Running on a weak record with few to no accomplishments during his four-year term, it is no wonder Governor Bruce Rauner doesn’t want to debate his Republican primary challenger Rep. Jeanne Ives (R-Wheaton). Rauner wants the Chicago Tribune’s endorsement so he showed up to the paper’s editorial board meeting Monday and faced Ives for the first time. No other debates between the two candidates are scheduled.
So Monday’s editorial board meeting – streamed on the internet – was a debate by default and it didn’t help Rauner. He’s lucky it wasn’t televised.
Rauner struggled to explain why voters should give him a second term. With Ives, a social conservative with hardline views on abortion, he struggled even harder to explain why conservative voters should support him in the GOP primary or, if he eeks out a primary win, in November.
With no fiscal record of accomplishment, what does Rauner have to campaign on? His support for SB 31, the Trust Act, or HB 40, for taxpayer-funded abortions? Why would any conservative voter support Rauner?
What is Rauner’s pitch to voters exactly? Re-elect me, Bruce Rauner, because if you don’t JB Pritzker will be elected and he is a rubber stamp for House Speaker Mike Madigan. Pritzker will likely sign a new legislative map drawn to continue to favor Democrats, and such a result would be “turn out the lights in the state of Illinois.”
That’s Rauner’s pitch?
The real problem with Rauner’s pitch is that, after four years, he hasn’t shown that he can go head-to-head with Madigan. In fact, Madigan has walked all over him. Rauner promised to “shake up Springfield” and, instead, has been outplayed, outwitted, and outmaneuvered by the shrewd Illinois House Speaker at every turn.

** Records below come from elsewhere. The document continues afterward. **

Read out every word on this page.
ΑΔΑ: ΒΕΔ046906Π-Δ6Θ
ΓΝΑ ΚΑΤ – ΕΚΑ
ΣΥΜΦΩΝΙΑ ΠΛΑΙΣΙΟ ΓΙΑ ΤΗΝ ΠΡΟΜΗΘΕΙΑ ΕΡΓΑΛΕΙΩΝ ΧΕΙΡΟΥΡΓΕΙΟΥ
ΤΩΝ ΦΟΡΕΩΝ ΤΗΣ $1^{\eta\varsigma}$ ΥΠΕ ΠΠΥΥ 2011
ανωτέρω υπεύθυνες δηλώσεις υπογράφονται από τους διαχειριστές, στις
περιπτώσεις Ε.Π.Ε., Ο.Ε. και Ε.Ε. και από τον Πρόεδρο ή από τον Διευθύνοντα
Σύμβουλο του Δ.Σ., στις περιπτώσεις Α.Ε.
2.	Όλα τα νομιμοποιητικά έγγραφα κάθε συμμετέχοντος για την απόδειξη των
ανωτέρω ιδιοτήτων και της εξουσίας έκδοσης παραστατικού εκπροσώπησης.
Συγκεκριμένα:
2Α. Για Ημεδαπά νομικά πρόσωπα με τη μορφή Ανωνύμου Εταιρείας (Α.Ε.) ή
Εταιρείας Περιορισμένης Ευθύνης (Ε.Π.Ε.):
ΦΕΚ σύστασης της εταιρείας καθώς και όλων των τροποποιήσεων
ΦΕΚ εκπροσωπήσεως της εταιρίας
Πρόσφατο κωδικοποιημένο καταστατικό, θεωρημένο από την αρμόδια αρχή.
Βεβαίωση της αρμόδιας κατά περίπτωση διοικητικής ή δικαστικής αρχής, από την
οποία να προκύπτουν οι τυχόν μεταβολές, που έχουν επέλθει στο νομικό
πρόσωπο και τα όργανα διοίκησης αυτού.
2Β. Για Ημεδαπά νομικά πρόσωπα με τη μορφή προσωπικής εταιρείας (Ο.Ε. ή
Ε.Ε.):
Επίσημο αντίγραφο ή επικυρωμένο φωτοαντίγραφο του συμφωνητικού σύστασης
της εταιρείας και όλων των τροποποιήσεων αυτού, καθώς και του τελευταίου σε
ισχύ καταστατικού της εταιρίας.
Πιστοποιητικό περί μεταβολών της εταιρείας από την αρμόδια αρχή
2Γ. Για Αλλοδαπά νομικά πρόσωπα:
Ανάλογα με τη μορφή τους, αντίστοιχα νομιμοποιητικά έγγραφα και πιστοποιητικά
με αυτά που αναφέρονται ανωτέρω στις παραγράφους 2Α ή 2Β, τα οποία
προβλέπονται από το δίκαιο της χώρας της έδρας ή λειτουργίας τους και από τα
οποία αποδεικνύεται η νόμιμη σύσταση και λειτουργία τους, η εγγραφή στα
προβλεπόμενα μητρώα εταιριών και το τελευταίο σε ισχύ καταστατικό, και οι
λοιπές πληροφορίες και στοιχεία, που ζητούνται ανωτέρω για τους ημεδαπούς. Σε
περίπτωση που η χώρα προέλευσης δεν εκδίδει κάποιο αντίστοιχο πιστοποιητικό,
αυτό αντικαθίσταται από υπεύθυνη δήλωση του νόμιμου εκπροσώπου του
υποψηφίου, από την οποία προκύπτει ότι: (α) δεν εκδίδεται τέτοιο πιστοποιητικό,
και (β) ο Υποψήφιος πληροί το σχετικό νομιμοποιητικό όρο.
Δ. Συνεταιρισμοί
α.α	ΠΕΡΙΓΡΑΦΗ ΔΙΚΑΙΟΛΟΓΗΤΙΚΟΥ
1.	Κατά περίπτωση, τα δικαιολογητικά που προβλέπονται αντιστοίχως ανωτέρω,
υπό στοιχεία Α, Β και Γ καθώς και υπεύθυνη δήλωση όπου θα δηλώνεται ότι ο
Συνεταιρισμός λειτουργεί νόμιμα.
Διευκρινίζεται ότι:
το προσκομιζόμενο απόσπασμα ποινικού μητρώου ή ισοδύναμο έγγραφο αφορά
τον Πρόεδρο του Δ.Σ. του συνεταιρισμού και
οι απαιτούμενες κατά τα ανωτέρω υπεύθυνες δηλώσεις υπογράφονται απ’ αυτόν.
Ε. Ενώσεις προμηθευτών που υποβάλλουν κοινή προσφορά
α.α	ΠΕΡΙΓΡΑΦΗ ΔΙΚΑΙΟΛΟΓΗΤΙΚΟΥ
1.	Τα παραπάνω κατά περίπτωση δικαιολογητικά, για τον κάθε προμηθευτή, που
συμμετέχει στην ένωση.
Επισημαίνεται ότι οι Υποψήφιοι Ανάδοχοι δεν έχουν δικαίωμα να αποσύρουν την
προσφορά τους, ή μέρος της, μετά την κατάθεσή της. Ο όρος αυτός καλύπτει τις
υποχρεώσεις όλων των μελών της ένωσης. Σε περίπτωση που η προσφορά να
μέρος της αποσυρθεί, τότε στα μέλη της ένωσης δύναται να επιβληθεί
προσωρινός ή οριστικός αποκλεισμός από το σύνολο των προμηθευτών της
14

During the Tribune editorial board meeting, Rauner and Ives disagreed sharply on how to deal with Madigan and Rauner didn’t deviate from his talking points…”Because, Madigan.”
Building a relationship with a crook who’s out to make money and become rich from his power, that won’t work,” Rauner said of Madigan.
“OK,” Ives responded. “So now we’re going to call Mike Madigan a crook …”
“He is,” Rauner interrupted.
Ives noted that Madigan “actually voted for my bills before, so I take that as a positive note.”
“He’s picking on Mike Madigan again and it’s because he said he’s not in charge. Gov. Rauner said he’s not in charge and he’s acted like he’s not in charge. And so this is the result. Nothing gets done,” Ives said.
It’s true: Rauner blames Madigan for his lack of accomplishments as Governor. Who’s in charge? Rauner says Madigan is in charge, not him.
During the two-year budget impasse, Illinois racked up a record $16 billion in unpaid bills with billions in extra interest payments. Who was in charge? Was Madigan in charge or Rauner? Rauner would say Madigan was in charge.
In the end, Rauner’s two-year budget impasse made Illinois’ fiscal situation worse. Rauner-controlled Republican legislators voted to override the Governor’s veto of the 32% income tax hike last July.
A month earlier, the Wall Street Journal predicted Rauner would roll-over on tax increases:
Bruce Rauner spent a chunk of his personal fortune running for Governor in 2014 to save Illinois from its tax-and-spend political class. More than two years later it looks like the former private equity star has made better investments.
On Tuesday evening the Governor with the worst job in America explained why he and his fellow Republicans have offered to raise taxes for the sake of ending a multiyear budget impasse with Democrats. He said he’ll accept a four-year increase in the flat state income tax to 4.95% from the current 3.75%, expand the sales tax and implement a cable and satellite TV tax.
This is a political defeat by any definition since Mr. Rauner campaigned on lowering the income tax to 3%, not on restoring the rate close to what it was under the last Democratic Governor. The “temporary” 5% rate partially sunset in December 2014. Democrats who run the legislature refused to negotiate over a budget unless Mr. Rauner agreed to a tax increase, and now they’re refusing to make notable spending or economic reforms in return. […]
The Governor’s capitulation may have been triggered by the latest downgrade by Moody’s and Standard & Poor’s in the state bond rating to near junk status, with a warning that another downgrade could come this summer. Mr. Rauner doesn’t want to run for re-election next year as Governor Junk.
On social and fiscal issues, Rauner has already proven he’s not a conservative and that’s why Rep. Ives attacked his record with voters at Monday’s editorial board meeting.
He hasn’t proven he’s a Republican either and that’s a problem for Rauner in the Republican primary on March 20.